Interestingly enough, the formerly telltale signs of a drunk driver are now the same signs exhibited by a texting driver. Inability to maintain lane position, increased braking distance, judgement and vigilance problems, and a failure to notice traffic signs and signals are some of the dangerous driving behaviors exhibited by both drivers impaired by alcohol and drivers distracted by texting, emailing, or social media.

A Texas A&M Transportation Institute study observed texting while driving behaviors and found some pretty startling results:

  • The reaction time for texting drivers doubled from their reaction time while not texting. The few seconds longer it took for texting drivers to respond is enough to travel the length of four football fields at highway speeds.
  • Texting drivers were 11 times more likely to miss visual cues to signal braking than non-texting drivers.
  • Texting drivers were less likely to be able to maintain a consistent speed or to maintain their lane position than non-texting drivers. Inconsistent speed and an inability to maintain the lane are both NHTSA visual cues for detecting DUI.

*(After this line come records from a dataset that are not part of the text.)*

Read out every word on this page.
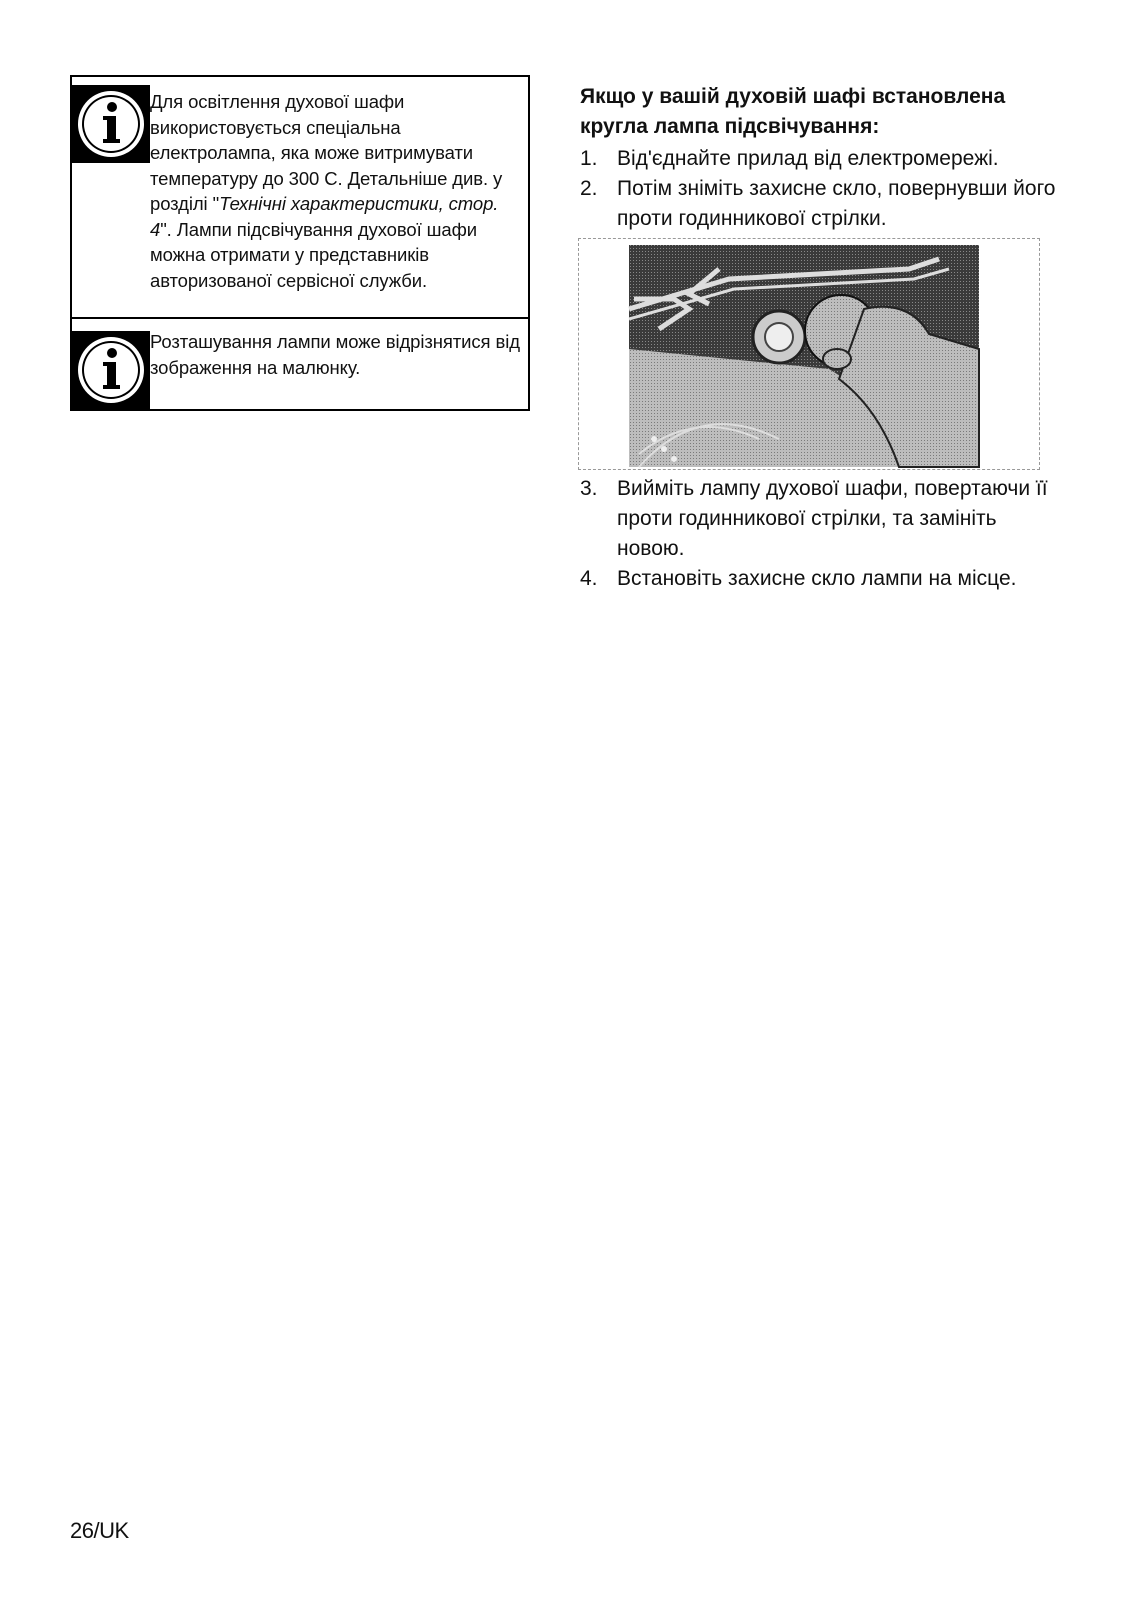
Для освітлення духової шафи використовується спеціальна електролампа, яка може витримувати температуру до 300 С. Детальніше див. у розділі "Технічні характеристики, стор. 4". Лампи підсвічування духової шафи можна отримати у представників авторизованої сервісної служби.
Розташування лампи може відрізнятися від зображення на малюнку.
Якщо у вашій духовій шафі встановлена кругла лампа підсвічування:
1. Від'єднайте прилад від електромережі.
2. Потім зніміть захисне скло, повернувши його проти годинникової стрілки.
3. Вийміть лампу духової шафи, повертаючи її проти годинникової стрілки, та замініть новою.
4. Встановіть захисне скло лампи на місце.
26/UK
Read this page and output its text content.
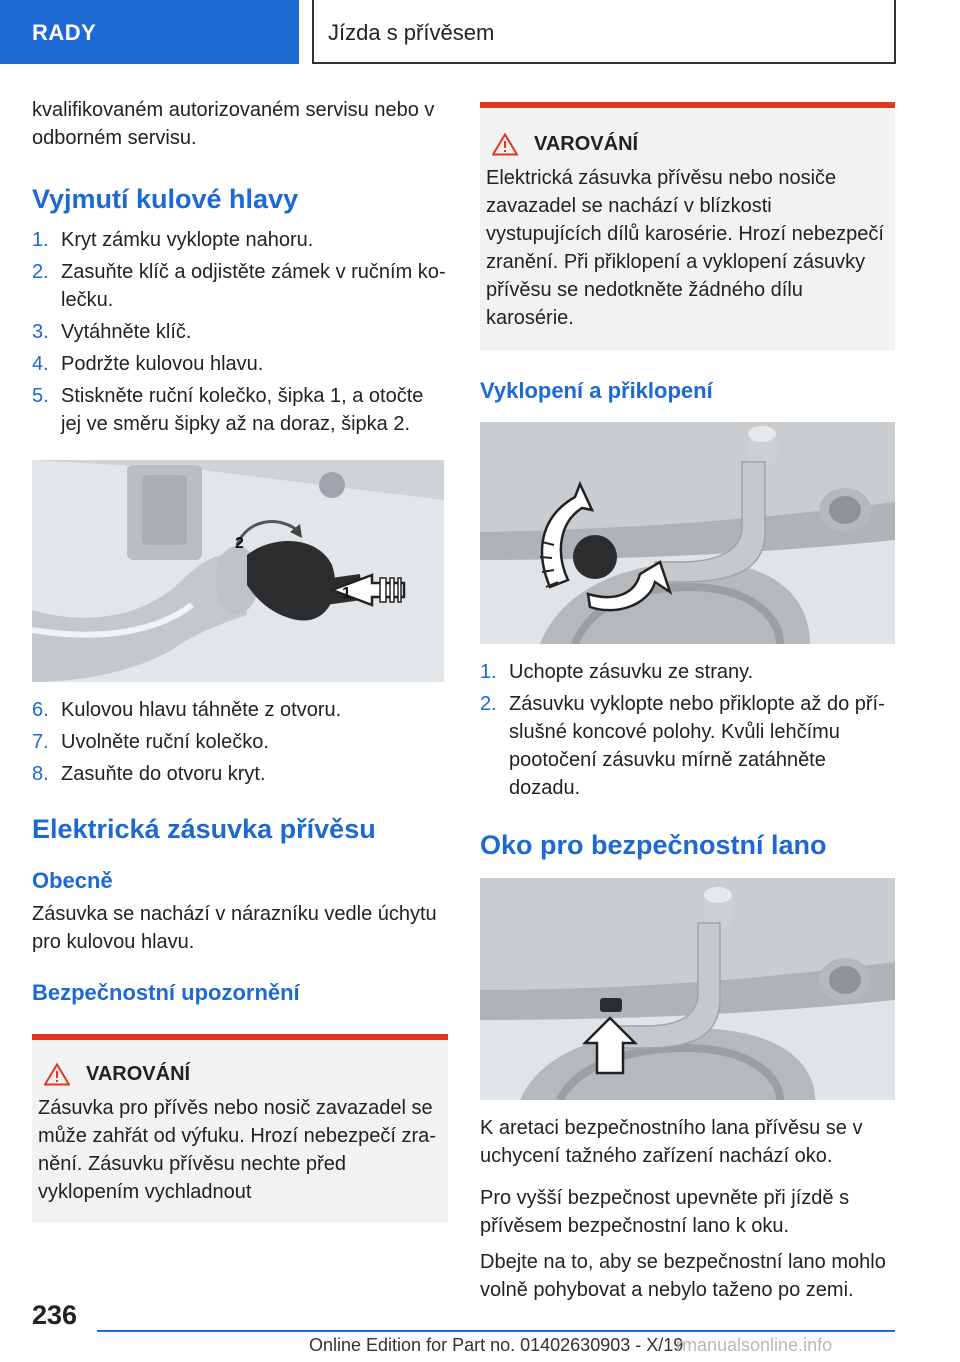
RADY	Jízda s přívěsem

kvalifikovaném autorizovaném servisu nebo v odborném servisu.

Vyjmutí kulové hlavy
1. Kryt zámku vyklopte nahoru.
2. Zasuňte klíč a odjistěte zámek v ručním kolečku.
3. Vytáhněte klíč.
4. Podržte kulovou hlavu.
5. Stiskněte ruční kolečko, šipka 1, a otočte jej ve směru šipky až na doraz, šipka 2.
1
2
6. Kulovou hlavu táhněte z otvoru.
7. Uvolněte ruční kolečko.
8. Zasuňte do otvoru kryt.
Elektrická zásuvka přívěsu
Obecně

Zásuvka se nachází v nárazníku vedle úchytu pro kulovou hlavu.

Bezpečnostní upozornění
VAROVÁNÍ

Zásuvka pro přívěs nebo nosič zavazadel se může zahřát od výfuku. Hrozí nebezpečí zranění. Zásuvku přívěsu nechte před vyklopením vychladnout

VAROVÁNÍ

Elektrická zásuvka přívěsu nebo nosiče zavazadel se nachází v blízkosti vystupujících dílů karosérie. Hrozí nebezpečí zranění. Při přiklopení a vyklopení zásuvky přívěsu se nedotkněte žádného dílu karosérie.

Vyklopení a přiklopení
1. Uchopte zásuvku ze strany.
2. Zásuvku vyklopte nebo přiklopte až do příslušné koncové polohy. Kvůli lehčímu pootočení zásuvku mírně zatáhněte dozadu.
Oko pro bezpečnostní lano

K aretaci bezpečnostního lana přívěsu se v uchycení tažného zařízení nachází oko.

Pro vyšší bezpečnost upevněte při jízdě s přívěsem bezpečnostní lano k oku.

Dbejte na to, aby se bezpečnostní lano mohlo volně pohybovat a nebylo taženo po zemi.

236
Online Edition for Part no. 01402630903 - X/19
rmanualsonline.info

A Car and Driver study had similarly startling results. In two test subjects, the reaction time for several factors was compared: not distracted and unimpaired, while reading a text, while composing a text, and while intoxicated. In one driver, the stopping distance for texting and alcohol impairment increased 9 to 11 feet over unimpaired and focused driving. Another subject's results were even more surprising. While his drunk driving stopping distance increased by 4 feet over his normal stopping distance, when sending a text, the stopping distance increased by a staggering 70 feet.

For some reason, many drivers think the dangers of texting while driving apply to everyone except them. Statistics show, however, that no texting driver is a safe driver. Keep your eyes on the road, your hands on the wheel, and your mind on the responsibility of safe and defensive driving.